Call for Feds to approve CQ mega mine
AFTER LNP politicians spent 2019 hammering State Labor for dragging its feet to approve Adani's Carmichael Mine, the shoe is on the other foot in 2020 with Labor telling them to hurry up and approve a key mining project.
Set to be constructed southeast of Moranbah, Olive Downs coal mine promises to deliver a $1 billion investment to Central Queensland, along with 500 full-time equivalent jobs during construction and an average of 1000 full-time equivalent operational jobs during its anticipated operational life of 79 years.
Once operational, the mine would have a yield of up to 15 million tonnes of product coal per annum for steel production - more than Adani's initial 10 million tonne production before its planned ramp up to 27.5 million tonnes.
Keppel MP Brittany Lauga accused the Federal Government of inaction by delaying its approval for the mine after the Queensland Government signed off through the Coordinator General on all state environmental approvals, including the Environmental Authority in May 2019.
"A decision by the Commonwealth Minister was due on June 24, 2019 - 30 business days after the Federal Government received the Coordinator-General's evaluation report," Ms Lauga said.
"This is the maximum allowable time under the Federal Government's Environment Protection and Biodiversity Conservation Act 1999 (EPBC Act).
"Bewilderingly, it's now been over six months and still no federal decision."
She understood the project was ready to start construction within two months of receiving final approvals.
"I'm calling on the Federal Resources Minister Senator Matt Canavan to get these approvals sorted and more jobs flowing for Central Queenslanders."

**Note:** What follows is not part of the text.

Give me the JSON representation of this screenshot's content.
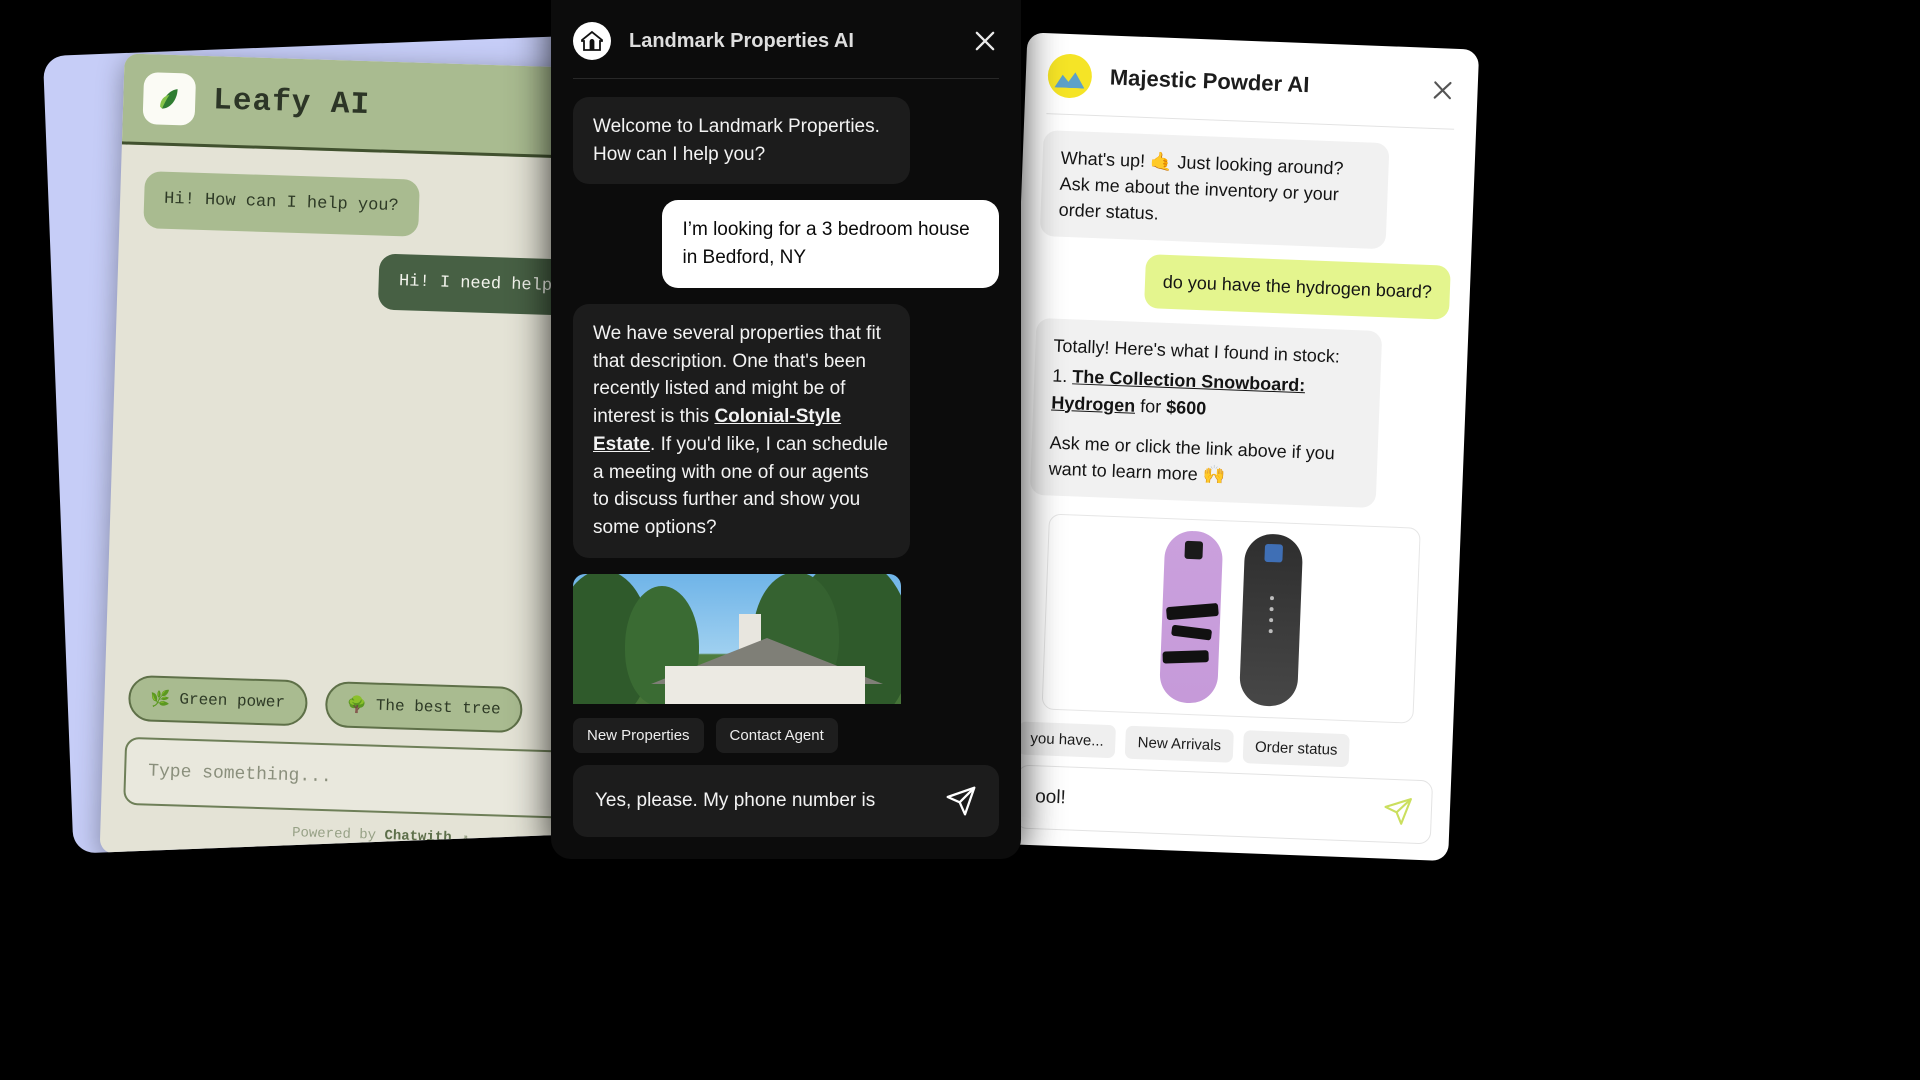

The sticking point for the mine's approval process was its need to clear thousands of hectares of wildlife habitat, home to a number of vulnerable species including the koala, greater glider, squatter pigeon (southern), ornamental snake habitat and the Australian painted snipe.
Senator Canavan's office referred the issue to the Department of the Environment and Energy to explain the hold up.
A DEE spokesperson said it received four projects relating to the proposed Olive Downs Coal Mine Project, with a total project disturbance footprint of about 16,300 hectares.
These included the Olive Downs Project Mine Site and Access Road, Water Pipeline, Electricity Transmission Line and the Rail Spur.
"All four projects were determined controlled actions for likely significant impacts on listed threatened species and ecological communities," the spokesperson said.
"The 'Mine Site and Access Road' project was also determined likely to have a significant impact on listed migratory species and water resources.
"The Department considered there was insufficient information available in the Queensland Coordinator-General's evaluation report (May 2019) to make an informed decision on whether or not to approve the projects.
The spokesperson said on June 20, 2019, the delegate of the Minister agreed to 'stop the clock' on the 30 business day assessment processes to request further information from the proponent regarding a number of issues.
These included impact assessments for the koala, greater glider, squatter pigeon (southern), ornamental snake and Australian painted snipe; impacts on ground and surface water, in particular recommendations made by the Independent Expert Scientific Committee on Coal Seam Gas and Large Coal Mining Development; and the draft Biodiversity Offsets Strategy, in particular the proposed offsets for the greater glider.
The spokesperson said the proponent provided the requested further information on November 29, 2019 and the assessment 'clock' was restarted.
"The Department is now finalising its assessment of these four large-scale, complex projects, which includes consideration of the direct cumulative clearance of habitat," they said.
"Once the assessments are complete, the Minister (Sussan Ley) or her delegate will consider approval of the four projects under national environmental law.
"It is anticipated that the proposed decisions of approval will be made in early 2020."